Türk Dışişleri Bakanı Mevlüt Çavuşoğlu, “Ermenistan artık tahrikleri bırakmalı. Azerbaycan’la vardıkları uzlaşı çerçevesinde barış müzakerelerine ve işbirliğine odaklanmalı” açıklamasını yaptı.
Ermenistan Parlamentosu, uluslararası topluma Azerbaycan’ı kınama çağrısı yaparken, Birleşmiş Milletler Güvenlik Konseyi’nden de acilen konuyu ele almasını istedi.
Siyasi analist Safaryan, bundan sonraki süreçte ne olabileceğini tahmin etmenin zor olduğunu, durumun Azerbaycan’ın yapacaklarına bağlı olduğunu savunuyor:
“Bu, Aliyev’in yapacaklarına bağlı. Tabii eğer uluslararası toplum bu durum karşısında sessiz kalırsa bizim tarafımızdan bu, bir diktatoryal devletin genç bir demokratik devlete karşı saldırganlığı olarak yorumlanacaktır.
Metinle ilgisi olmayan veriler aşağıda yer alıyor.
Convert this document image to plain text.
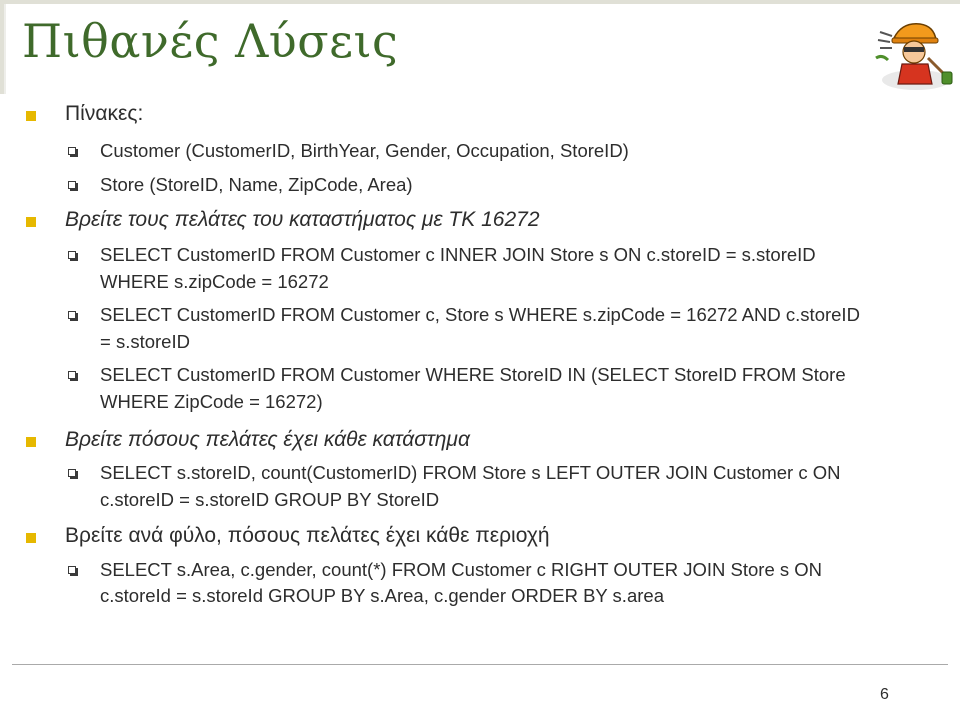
Πιθανές Λύσεις
Πίνακες:
Customer (CustomerID, BirthYear, Gender, Occupation, StoreID)
Store (StoreID, Name, ZipCode, Area)
Βρείτε τους πελάτες του καταστήματος με ΤΚ 16272
SELECT CustomerID FROM Customer c INNER JOIN Store s ON c.storeID = s.storeID
WHERE s.zipCode = 16272
SELECT CustomerID FROM Customer c, Store s WHERE s.zipCode = 16272 AND c.storeID
= s.storeID
SELECT CustomerID FROM Customer WHERE StoreID IN (SELECT StoreID FROM Store
WHERE ZipCode = 16272)
Βρείτε πόσους πελάτες έχει κάθε κατάστημα
SELECT s.storeID, count(CustomerID) FROM Store s LEFT OUTER JOIN Customer c ON
c.storeID = s.storeID GROUP BY StoreID
Βρείτε ανά φύλο, πόσους πελάτες έχει κάθε περιοχή
SELECT s.Area, c.gender, count(*) FROM Customer c RIGHT OUTER JOIN Store s ON
c.storeId = s.storeId GROUP BY s.Area, c.gender ORDER BY s.area
6
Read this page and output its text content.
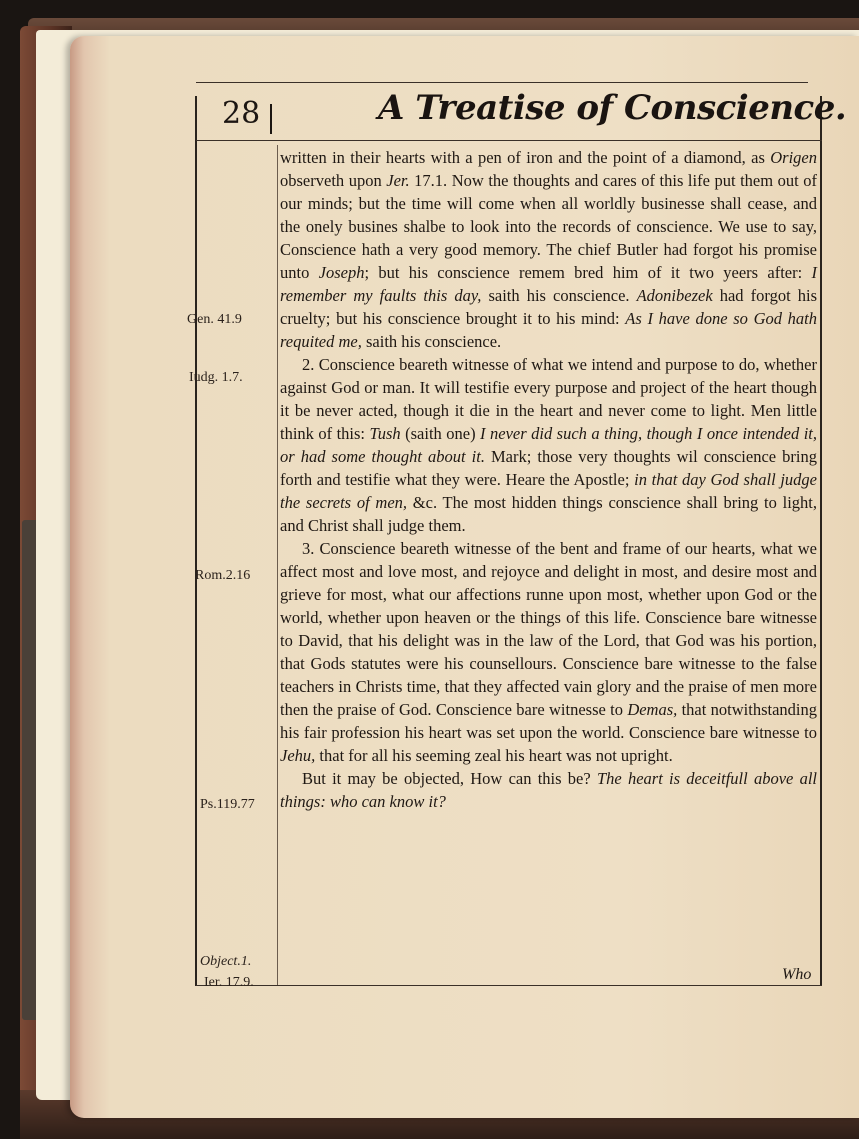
28	A Treatise of Conscience.
Gen. 41.9
Iudg. 1.7.
Rom.2.16
Ps.119.77
Object.1.
Ier. 17.9.

written in their hearts with a pen of iron and the point of a diamond, as Origen observeth upon Jer. 17.1. Now the thoughts and cares of this life put them out of our minds; but the time will come when all worldly businesse shall cease, and the onely busines shalbe to look into the records of conscience. We use to say, Conscience hath a very good memory. The chief Butler had forgot his promise unto Joseph; but his conscience remem bred him of it two yeers after: I remember my faults this day, saith his conscience. Adonibezek had forgot his cruelty; but his conscience brought it to his mind: As I have done so God hath requited me, saith his conscience.

2. Conscience beareth witnesse of what we intend and purpose to do, whether against God or man. It will testifie every purpose and project of the heart though it be never acted, though it die in the heart and never come to light. Men little think of this: Tush (saith one) I never did such a thing, though I once intended it, or had some thought about it. Mark; those very thoughts wil conscience bring forth and testifie what they were. Heare the Apostle; in that day God shall judge the secrets of men, &c. The most hidden things conscience shall bring to light, and Christ shall judge them.

3. Conscience beareth witnesse of the bent and frame of our hearts, what we affect most and love most, and rejoyce and delight in most, and desire most and grieve for most, what our affections runne upon most, whether upon God or the world, whether upon heaven or the things of this life. Conscience bare witnesse to David, that his delight was in the law of the Lord, that God was his portion, that Gods statutes were his counsellours. Conscience bare witnesse to the false teachers in Christs time, that they affected vain glory and the praise of men more then the praise of God. Conscience bare witnesse to Demas, that notwithstanding his fair profession his heart was set upon the world. Conscience bare witnesse to Jehu, that for all his seeming zeal his heart was not upright.

But it may be objected, How can this be? The heart is deceitfull above all things: who can know it?

Who
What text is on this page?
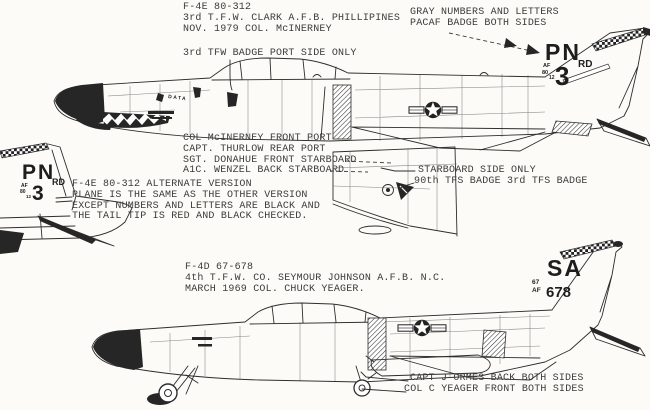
PN
3 RD
AF
80
12
DATA
PN
3 RD
AF
80
12
SA
67
AF 678
F-4E 80-312
3rd T.F.W. CLARK A.F.B. PHILLIPINES
NOV. 1979 COL. McINERNEY
3rd TFW BADGE PORT SIDE ONLY
GRAY NUMBERS AND LETTERS
PACAF BADGE BOTH SIDES
COL McINERNEY FRONT PORT
CAPT. THURLOW REAR PORT
SGT. DONAHUE FRONT STARBOARD
A1C. WENZEL BACK STARBOARD
F-4E 80-312 ALTERNATE VERSION
PLANE IS THE SAME AS THE OTHER VERSION
EXCEPT NUMBERS AND LETTERS ARE BLACK AND
THE TAIL TIP IS RED AND BLACK CHECKED.
STARBOARD SIDE ONLY
90th TFS BADGE 3rd TFS BADGE
F-4D 67-678
4th T.F.W. CO. SEYMOUR JOHNSON A.F.B. N.C.
MARCH 1969 COL. CHUCK YEAGER.
CAPT J ORMES BACK BOTH SIDES
COL C YEAGER FRONT BOTH SIDES
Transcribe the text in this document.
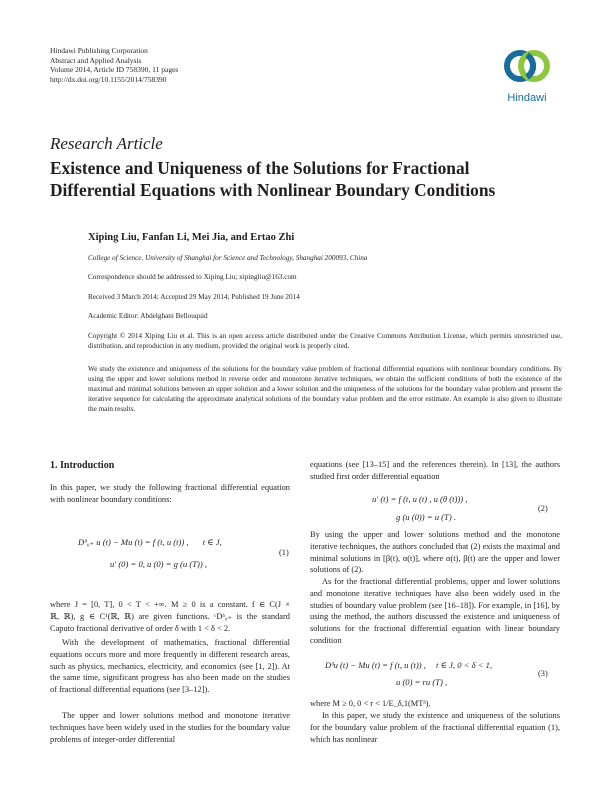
Hindawi Publishing Corporation
Abstract and Applied Analysis
Volume 2014, Article ID 758390, 11 pages
http://dx.doi.org/10.1155/2014/758390
Hindawi
Research Article
Existence and Uniqueness of the Solutions for Fractional
Differential Equations with Nonlinear Boundary Conditions
Xiping Liu, Fanfan Li, Mei Jia, and Ertao Zhi
College of Science, University of Shanghai for Science and Technology, Shanghai 200093, China
Correspondence should be addressed to Xiping Liu; xipingliu@163.com
Received 3 March 2014; Accepted 29 May 2014; Published 19 June 2014
Academic Editor: Abdelghani Bellouquid
Copyright © 2014 Xiping Liu et al. This is an open access article distributed under the Creative Commons Attribution License, which permits unrestricted use, distribution, and reproduction in any medium, provided the original work is properly cited.
We study the existence and uniqueness of the solutions for the boundary value problem of fractional differential equations with nonlinear boundary conditions. By using the upper and lower solutions method in reverse order and monotone iterative techniques, we obtain the sufficient conditions of both the existence of the maximal and minimal solutions between an upper solution and a lower solution and the uniqueness of the solutions for the boundary value problem and present the iterative sequence for calculating the approximate analytical solutions of the boundary value problem and the error estimate. An example is also given to illustrate the main results.
1. Introduction
In this paper, we study the following fractional differential equation with nonlinear boundary conditions:
Dᵟ₀₊ u (t) − Mu (t) = f (t, u (t)) , t ∈ J,
u′ (0) = 0, u (0) = g (u (T)) ,
(1)
where J = [0, T], 0 < T < +∞. M ≥ 0 is a constant. f ∈ C(J ×
ℝ, ℝ), g ∈ C¹(ℝ, ℝ) are given functions. ᶜDᵟ₀₊ is the standard
Caputo fractional derivative of order δ with 1 < δ < 2.
With the development of mathematics, fractional differential equations occurs more and more frequently in different research areas, such as physics, mechanics, electricity, and economics (see [1, 2]). At the same time, significant progress has also been made on the studies of fractional differential equations (see [3–12]).
The upper and lower solutions method and monotone iterative techniques have been widely used in the studies for the boundary value problems of integer-order differential
equations (see [13–15] and the references therein). In [13], the authors studied first order differential equation
u′ (t) = f (t, u (t) , u (θ (t))) ,
g (u (0)) = u (T) .
(2)
By using the upper and lower solutions method and the monotone iterative techniques, the authors concluded that (2) exists the maximal and minimal solutions in [β(t), α(t)], where α(t), β(t) are the upper and lower solutions of (2).
As for the fractional differential problems, upper and lower solutions and monotone iterative techniques have also been widely used in the studies of boundary value problem (see [16–18]). For example, in [16], by using the method, the authors discussed the existence and uniqueness of solutions for the fractional differential equation with linear boundary condition
Dᵟu (t) − Mu (t) = f (t, u (t)) , t ∈ J, 0 < δ < 1,
u (0) = ru (T) ,
(3)
where M ≥ 0, 0 < r < 1/E_δ,1(MTᵟ).
In this paper, we study the existence and uniqueness of the solutions for the boundary value problem of the fractional differential equation (1), which has nonlinear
Farklı senaryolar gündeme gelebilir. Ancak ne olursa olsun Ermeni ordusu, Aliyev ve Azerbaycan’a taviz vermeme konusunda çok net bir duruş sergiliyor ve geri adım atmıyor.”
Bundan sonraki süreçle ilgili Ermenistan kamuoyundaki genel beklentileri sorduğumuz Roobik Ghahraman Monasian ise “Ermenilerin genel olarak verilecek daha fazla taviz olmadığını düşündüğünü söyleyebilirim” diyor.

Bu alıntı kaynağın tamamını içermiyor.